DOT plans to redesign the dangerous intersection of Seventh Avenue and 23rd Street to enhance pedestrian safety.

One of the city’s most dangerous intersections, in the middle of a neighborhood full of senior citizens, is due for a safety upgrade. As part of the city’s Safe Streets for Seniors program, NYC DOT will be installing new pedestrian refuge islands and a small “transit plaza” to the corner of Seventh Avenue and 23rd Street in Manhattan, along with more conflict-free crossing time for pedestrians [PDF].

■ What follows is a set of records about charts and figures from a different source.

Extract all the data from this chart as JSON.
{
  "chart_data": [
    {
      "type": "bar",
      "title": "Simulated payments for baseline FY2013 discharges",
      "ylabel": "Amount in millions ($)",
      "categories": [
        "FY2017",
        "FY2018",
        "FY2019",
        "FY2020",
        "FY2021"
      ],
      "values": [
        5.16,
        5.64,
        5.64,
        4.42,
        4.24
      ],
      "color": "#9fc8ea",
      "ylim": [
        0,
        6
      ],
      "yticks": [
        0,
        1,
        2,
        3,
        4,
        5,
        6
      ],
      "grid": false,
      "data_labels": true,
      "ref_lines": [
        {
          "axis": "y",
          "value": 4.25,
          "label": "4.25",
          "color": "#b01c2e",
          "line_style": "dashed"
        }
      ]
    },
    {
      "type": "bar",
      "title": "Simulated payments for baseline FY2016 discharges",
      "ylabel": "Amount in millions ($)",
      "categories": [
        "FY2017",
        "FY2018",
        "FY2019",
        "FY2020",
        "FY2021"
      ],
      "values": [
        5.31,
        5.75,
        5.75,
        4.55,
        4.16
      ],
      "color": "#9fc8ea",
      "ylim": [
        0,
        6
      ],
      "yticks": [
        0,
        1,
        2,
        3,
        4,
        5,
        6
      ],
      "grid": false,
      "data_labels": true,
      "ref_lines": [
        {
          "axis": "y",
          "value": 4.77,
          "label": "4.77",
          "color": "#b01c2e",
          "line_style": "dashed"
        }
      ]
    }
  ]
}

The crowded intersection — with pedestrians headed to the 1 train and the senior-friendly Penn South co-op one block away — is badly in need of a safety upgrade. According to the DOT, it’s at the 99th percentile for severity-weighted injuries in the city. Between 2004 and 2008, an average of eleven people were injured in traffic crashes at the intersection each year. Two people died in traffic crashes at the intersection since 2004. Though the intersection already had some safety features, notably a leading pedestrian interval to give those on foot a head start crossing the street, with two very wide streets meeting it wasn’t enough.

“This is one of those intersections where you have two-way streets that are very dangerous for pedestrians,” said Christine Berthet of the Clinton Hell’s Kitchen Coalition for Pedestrian Safety. Berthet noted that DOT’s landmark pedestrian safety study singled out two-way arterial streets like 23rd as particularly dangerous for pedestrians.